The Gourmand by Louis Leopold Boilly1761 - 1845
  
  But curries were becoming something rather more interesting than rehydrated lumps from a cardboard packet. By now large numbers of Indian and Pakistani immigrants had moved into Birmingham and south Asian restaurants were becoming accessible to the native English population. Thus, in the 70's, I discovered the wonder of places like The Maharajah in Hurst Street and The Raj Doot and life would never be the same. And no-one had even mentioned the word "Balti" then.

  About this time I moved to work in Sheffield and South Yorkshire and my dining out mainly took place in that part of the country but I was always coming back to Birmingham and eventually moved back for good. And what a transformation in British food had occurred in those intervening years. Birmingham had passed through various phases - at one time The Plough And Harrow had been the pinnacle - good friends did their courting over some excellent food there - and before you could say "Yuppie" we had Delia Smith making cooking simple, Nouvelle Cuisine, Beaujolais Nouveau, and various other nouveaus until the time when food programmes filled the television screens, Fine Dining and Sous vide cooking entered our vocabulary and Simpson's had left Kenilworth for Edgbaston and Jessica's with Glynn Purnell were with us. 

  And now food is actually quite different.
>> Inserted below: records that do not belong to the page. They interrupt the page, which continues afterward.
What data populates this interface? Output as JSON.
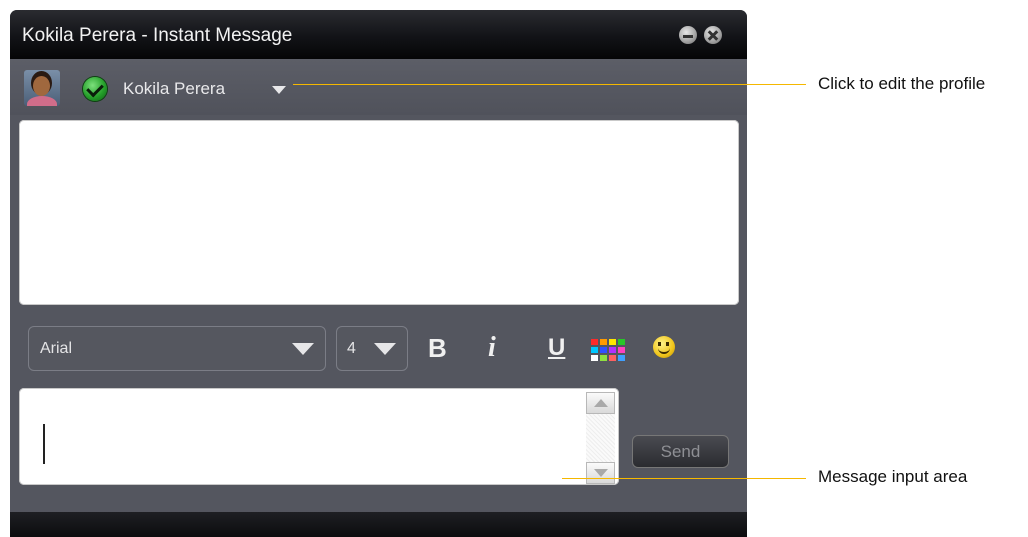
{
  "window": {
    "title": "Kokila Perera - Instant Message",
    "controls": [
      "minimize-icon",
      "close-icon"
    ]
  },
  "profile": {
    "name": "Kokila Perera",
    "status": "online",
    "status_icon": "check-circle-icon"
  },
  "toolbar": {
    "font": "Arial",
    "size": "4",
    "bold_label": "B",
    "italic_label": "i",
    "underline_label": "U",
    "color_palette": [
      "#ff2a2a",
      "#ff9a00",
      "#ffe600",
      "#28c628",
      "#00c8ff",
      "#3050ff",
      "#b030ff",
      "#ff40c0",
      "#ffffff",
      "#90e040",
      "#ff6060",
      "#40a0ff"
    ],
    "emoticon_icon": "smiley-icon"
  },
  "input": {
    "value": "",
    "send_label": "Send"
  },
  "colors": {
    "window_bg": "#54565f",
    "titlebar": "#121317",
    "callout_line": "#f5b800"
  },
  "annotations": {
    "profile": "Click to edit the profile",
    "input": "Message input area"
  }
}
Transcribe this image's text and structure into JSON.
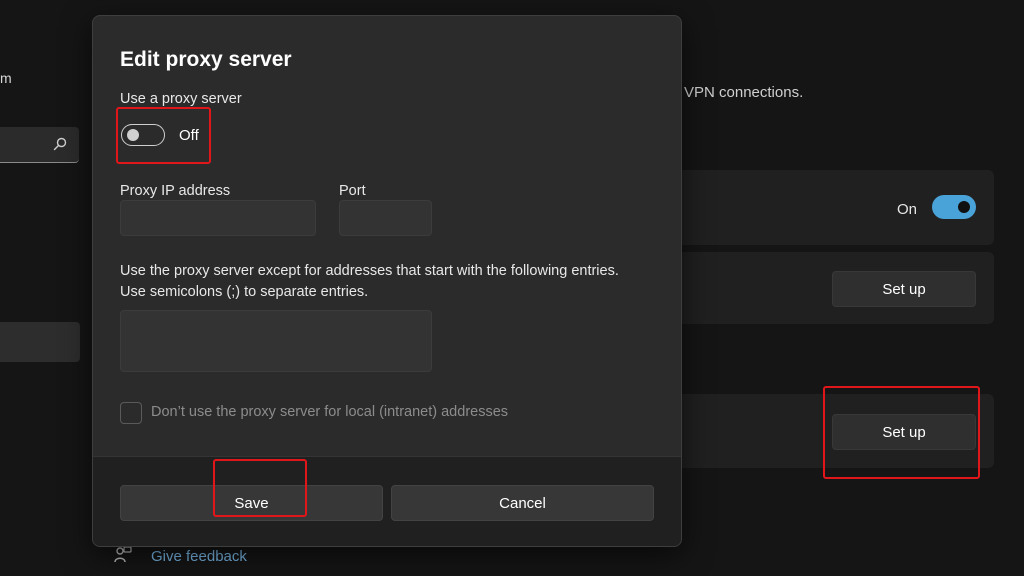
{
  "background": {
    "left_fragment": "m",
    "description_fragment": "VPN connections.",
    "toggle_state_label": "On",
    "setup_button_1": "Set up",
    "setup_button_2": "Set up",
    "feedback_link": "Give feedback"
  },
  "dialog": {
    "title": "Edit proxy server",
    "use_proxy_label": "Use a proxy server",
    "use_proxy_state": "Off",
    "proxy_ip_label": "Proxy IP address",
    "proxy_ip_value": "",
    "port_label": "Port",
    "port_value": "",
    "exceptions_line1": "Use the proxy server except for addresses that start with the following entries.",
    "exceptions_line2": "Use semicolons (;) to separate entries.",
    "exceptions_value": "",
    "local_bypass_label": "Don’t use the proxy server for local (intranet) addresses",
    "save_label": "Save",
    "cancel_label": "Cancel"
  },
  "colors": {
    "accent": "#4aa3d8",
    "annotation": "#e0161b",
    "link": "#79b8e6"
  },
  "icons": [
    "search-icon",
    "feedback-icon"
  ]
}
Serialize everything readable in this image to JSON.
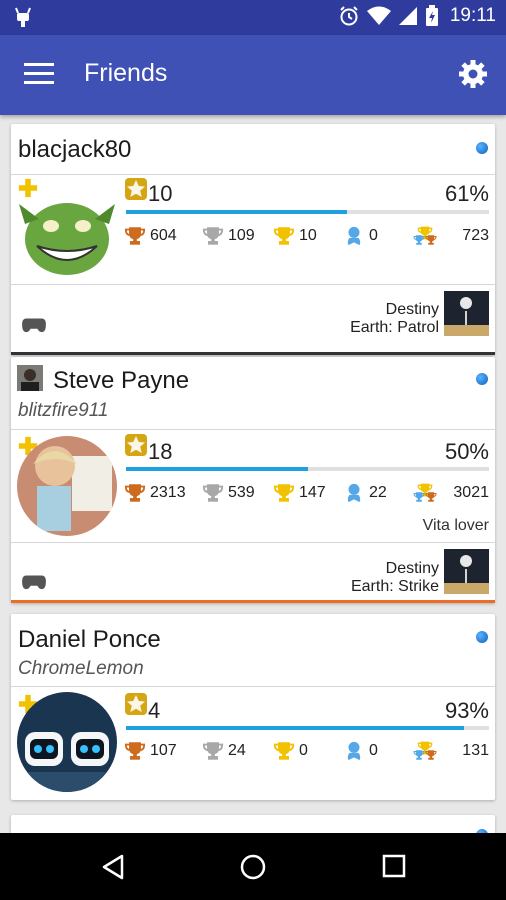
{
  "status_bar": {
    "time": "19:11"
  },
  "app_bar": {
    "title": "Friends"
  },
  "friends": [
    {
      "online_id": "blacjack80",
      "level": "10",
      "progress_percent": 61,
      "progress_label": "61%",
      "trophies": {
        "bronze": "604",
        "silver": "109",
        "gold": "10",
        "platinum": "0",
        "total": "723"
      },
      "game": "Destiny",
      "activity": "Earth: Patrol"
    },
    {
      "real_name": "Steve Payne",
      "online_id": "blitzfire911",
      "level": "18",
      "progress_percent": 50,
      "progress_label": "50%",
      "trophies": {
        "bronze": "2313",
        "silver": "539",
        "gold": "147",
        "platinum": "22",
        "total": "3021"
      },
      "about_me": "Vita lover",
      "game": "Destiny",
      "activity": "Earth: Strike"
    },
    {
      "real_name": "Daniel Ponce",
      "online_id": "ChromeLemon",
      "level": "4",
      "progress_percent": 93,
      "progress_label": "93%",
      "trophies": {
        "bronze": "107",
        "silver": "24",
        "gold": "0",
        "platinum": "0",
        "total": "131"
      }
    }
  ],
  "colors": {
    "primary": "#3f51b5",
    "status_bar": "#2f3c9e",
    "progress": "#1fa0e0",
    "online": "#1e88e5",
    "playing_dark": "#333333",
    "playing_orange": "#ef6c27"
  }
}
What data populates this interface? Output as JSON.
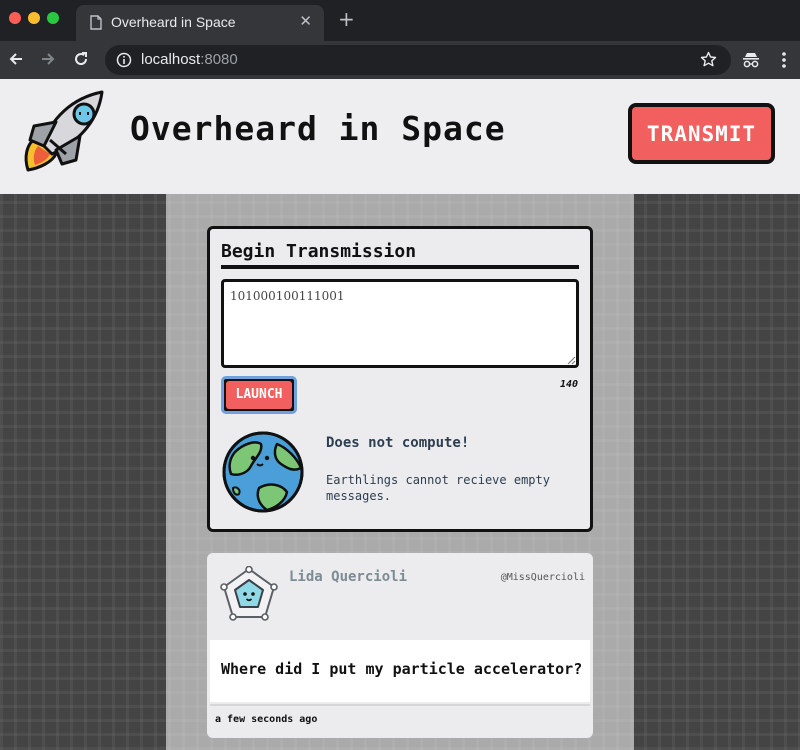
{
  "browser": {
    "tab_title": "Overheard in Space",
    "url_host": "localhost",
    "url_port": ":8080"
  },
  "header": {
    "site_title": "Overheard in Space",
    "transmit_label": "TRANSMIT"
  },
  "compose": {
    "title": "Begin Transmission",
    "input_value": "101000100111001",
    "launch_label": "LAUNCH",
    "char_count": "140",
    "error_title": "Does not compute!",
    "error_message": "Earthlings cannot recieve empty messages."
  },
  "posts": [
    {
      "name": "Lida Quercioli",
      "handle": "@MissQuercioli",
      "text": "Where did I put my particle accelerator?",
      "time": "a few seconds ago"
    }
  ],
  "colors": {
    "accent_red": "#f25f5f",
    "header_bg": "#eeeef0",
    "text_dark": "#111111",
    "focus_ring": "#6fa0e0"
  },
  "icons": [
    "document-icon",
    "close-icon",
    "plus-icon",
    "back-arrow-icon",
    "forward-arrow-icon",
    "reload-icon",
    "info-icon",
    "star-icon",
    "incognito-icon",
    "kebab-menu-icon",
    "rocket-logo-icon",
    "earth-icon",
    "alien-avatar-icon"
  ]
}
And in lucky old Birmingham it's rather good. And here I shall waffle on about it in a piece of self-indulgence which occasionally someone else may come across and spend a few seconds seeing if any of it's worth reading. Lots of others do it, a lot of bright young things write bubbly food blogs and of course there's always the grumpy old professional critics and so one might ask what is the point of me sitting here typing this stuff. Probably none whatsoever. I may never write another instalment but I like to jot things down and right now, food and the way we eat is an important part of history in general and Birmingham's history in particular. And I've always liked history.

   In it's little way, Alex Claridge's "The ants got to the cheese tart first" is history - it can't have happened very much in Birmingham's past that people intentionally paid to eat ants and discovered that they really do taste like lemons.